Activists attempting to support the journalist during proceedings were sometimes ousted from the court room. A video was published by the activist showing footage from the court corridor, in which a woman, believed to be Ponomarenko, is heard crying out “They’re pressing me, pressing me, pressing me!” According to Drobnokhod, Ponomarenko was responding to the questioning of her underage daughters. “The only thing Masha managed to ask was for everyone in her family and social circle to invoke Article 51 [of the Russian Constitution protecting a citizen’s right to remain silent in a case concerning himself or herself, or relatives]. Because this is not a real trial, it’s a farce,” said the activist.

In July, a court fined Ponomarenko 15,000 rubles under Article 20.3.1 of the Code of Administrative Offences for inciting hatred, due to a comment she made on TikTok about police officers. The journalist’s attorney explained that she had posted the comment back in September 2021.

She spent about a week in a psychiatric clinic undergoing mental health evaluation. “I was forcibly injected with an unknown substance that was supposed to calm me down, but instead, I was stripped of my personal clothing, dishes, soap and sanitary products. About three days, I can’t remember a thing,” she said upon her return to the detention centre.

The house arrest

Ponomarenko stated her detention conditions were “torturous” and asked the court to grant her house arrest, which was approved in November. However, she was only allowed to reside in her former husband’s apartment.

The difficult relationship between Ponomarenko and her ex-husband led to an altercation and soon she requested to be placed back into the detention centre as a form of protest. The court declined this request and on January 27, Ponomarenko violated house arrest and went to turn herself over to police, who then took her before a judge who re-arrested her.

Ponomarenko’s attorney Shitov claims that her mental state appear to be improving in detention, away from spousal disagreements.
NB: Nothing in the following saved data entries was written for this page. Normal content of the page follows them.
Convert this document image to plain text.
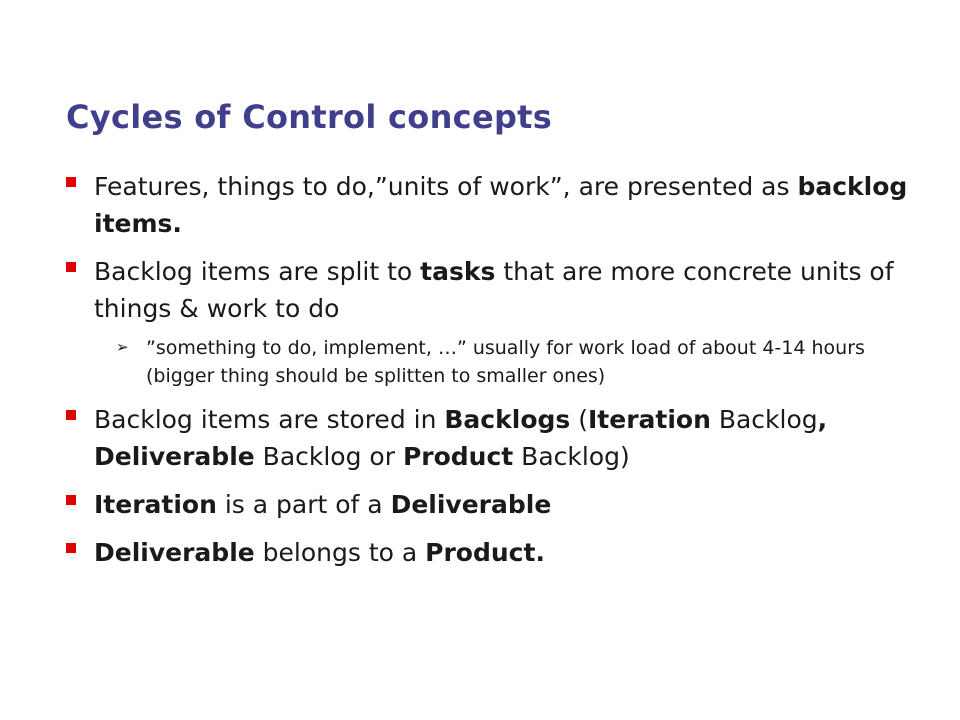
Cycles of Control concepts
Features, things to do,”units of work”, are presented as backlog items.
Backlog items are split to tasks that are more concrete units of things & work to do
➢ ”something to do, implement, …” usually for work load of about 4-14 hours (bigger thing should be splitten to smaller ones)
Backlog items are stored in Backlogs (Iteration Backlog, Deliverable Backlog or Product Backlog)
Iteration is a part of a Deliverable
Deliverable belongs to a Product.
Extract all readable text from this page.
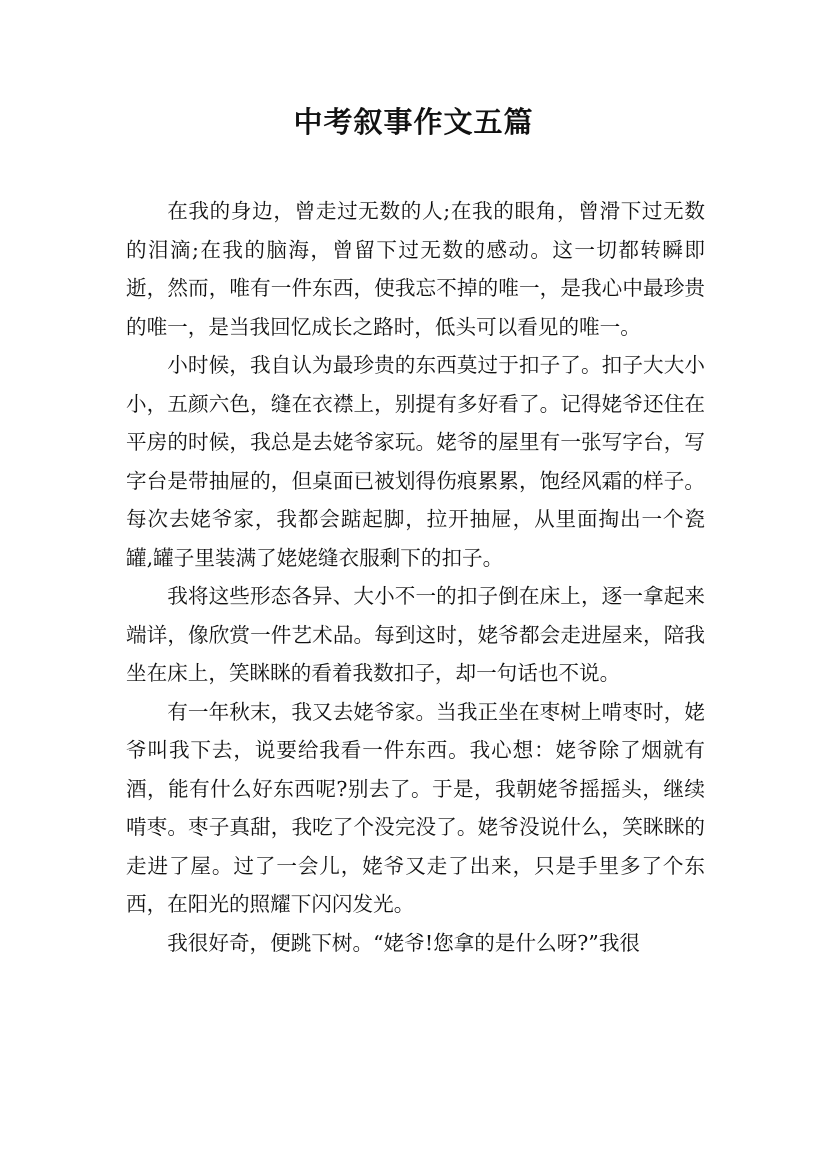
中考叙事作文五篇

在我的身边，曾走过无数的人;在我的眼角，曾滑下过无数的泪滴;在我的脑海，曾留下过无数的感动。这一切都转瞬即逝，然而，唯有一件东西，使我忘不掉的唯一，是我心中最珍贵的唯一，是当我回忆成长之路时，低头可以看见的唯一。

小时候，我自认为最珍贵的东西莫过于扣子了。扣子大大小小，五颜六色，缝在衣襟上，别提有多好看了。记得姥爷还住在平房的时候，我总是去姥爷家玩。姥爷的屋里有一张写字台，写字台是带抽屉的，但桌面已被划得伤痕累累，饱经风霜的样子。每次去姥爷家，我都会踮起脚，拉开抽屉，从里面掏出一个瓷罐,罐子里装满了姥姥缝衣服剩下的扣子。

我将这些形态各异、大小不一的扣子倒在床上，逐一拿起来端详，像欣赏一件艺术品。每到这时，姥爷都会走进屋来，陪我坐在床上，笑眯眯的看着我数扣子，却一句话也不说。

有一年秋末，我又去姥爷家。当我正坐在枣树上啃枣时，姥爷叫我下去，说要给我看一件东西。我心想：姥爷除了烟就有酒，能有什么好东西呢?别去了。于是，我朝姥爷摇摇头，继续啃枣。枣子真甜，我吃了个没完没了。姥爷没说什么，笑眯眯的走进了屋。过了一会儿，姥爷又走了出来，只是手里多了个东西，在阳光的照耀下闪闪发光。

我很好奇，便跳下树。“姥爷!您拿的是什么呀?”我很
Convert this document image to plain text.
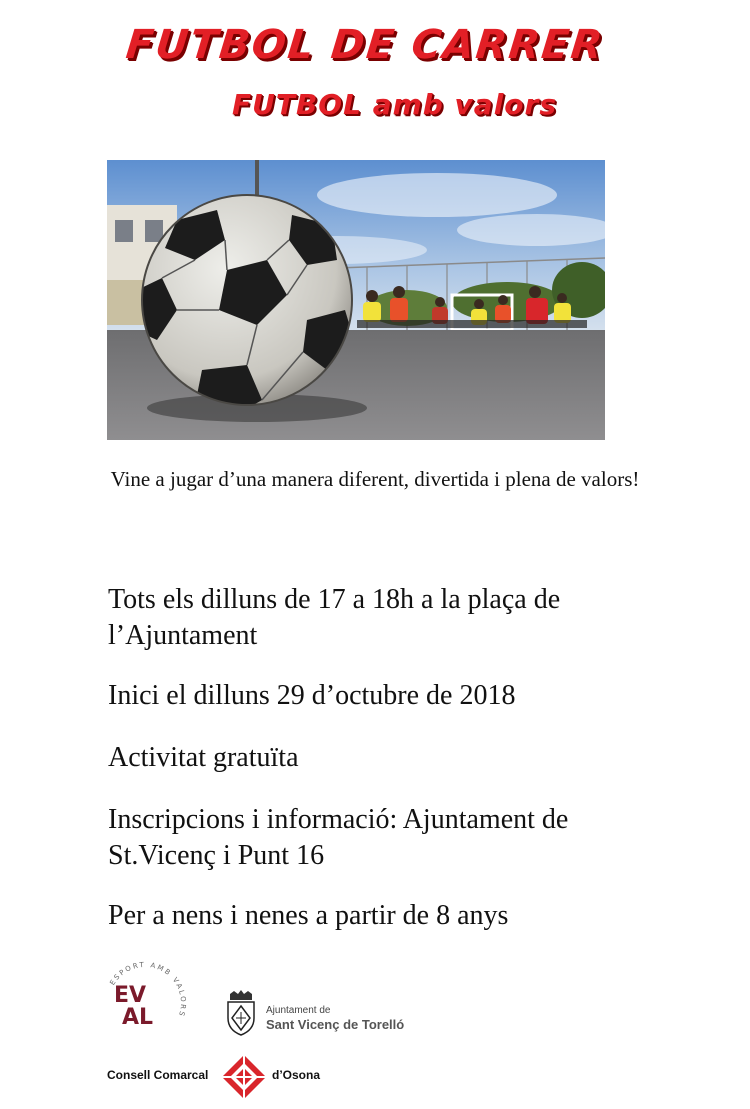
FUTBOL DE CARRER
FUTBOL amb valors
Vine a jugar d’una manera diferent, divertida i plena de valors!
Tots els dilluns de 17 a 18h a la plaça de l’Ajuntament
Inici el dilluns 29 d’octubre de 2018
Activitat gratuïta
Inscripcions i informació: Ajuntament de St.Vicenç i Punt 16
Per a nens i nenes a partir de 8 anys
ESPORT AMB VALORS
EV
AL	Ajuntament de
Sant Vicenç de Torelló
Consell Comarcal	d’Osona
Her two daughters are living with their father and his parents. The lawyer also mentioned an alleged attack by the ex-husband against Ponomarenko.

Nine years requested

Reflecting on the trial, the attorney notes that he had no illusions about the outcome given the statistics of acquittals in Russia. “But overall,” he explains, “we are permitted to do our job on the defence side.”

At the hearing on February 7, the prosecution requested nine years’ imprisonment for Ponomarenko, a longer sentence than any yet given to someone facing a similar charge.

Human rights lawyer Pavel Chikov noted that, as of late January, only seven of the 23 known verdicts resulted in actual imprisonment, with the majority of these coming in December. “Courts have taken a tougher stance in cases of spreading ‘fake news’ about the military,” Chikov stated.

Despite these grim circumstances, Maria Ponamarenko tried to remain upbeat in court: she almost always smiles in photos and makes heart symbols with her fingers, even when she is shackled to a convoy, sending warm letters to colleagues and writing poetry.

Standing in the dock, clad in heels and a suit jacket, she addressed her supporters: “This regime will crumble before I’m eligible for release.”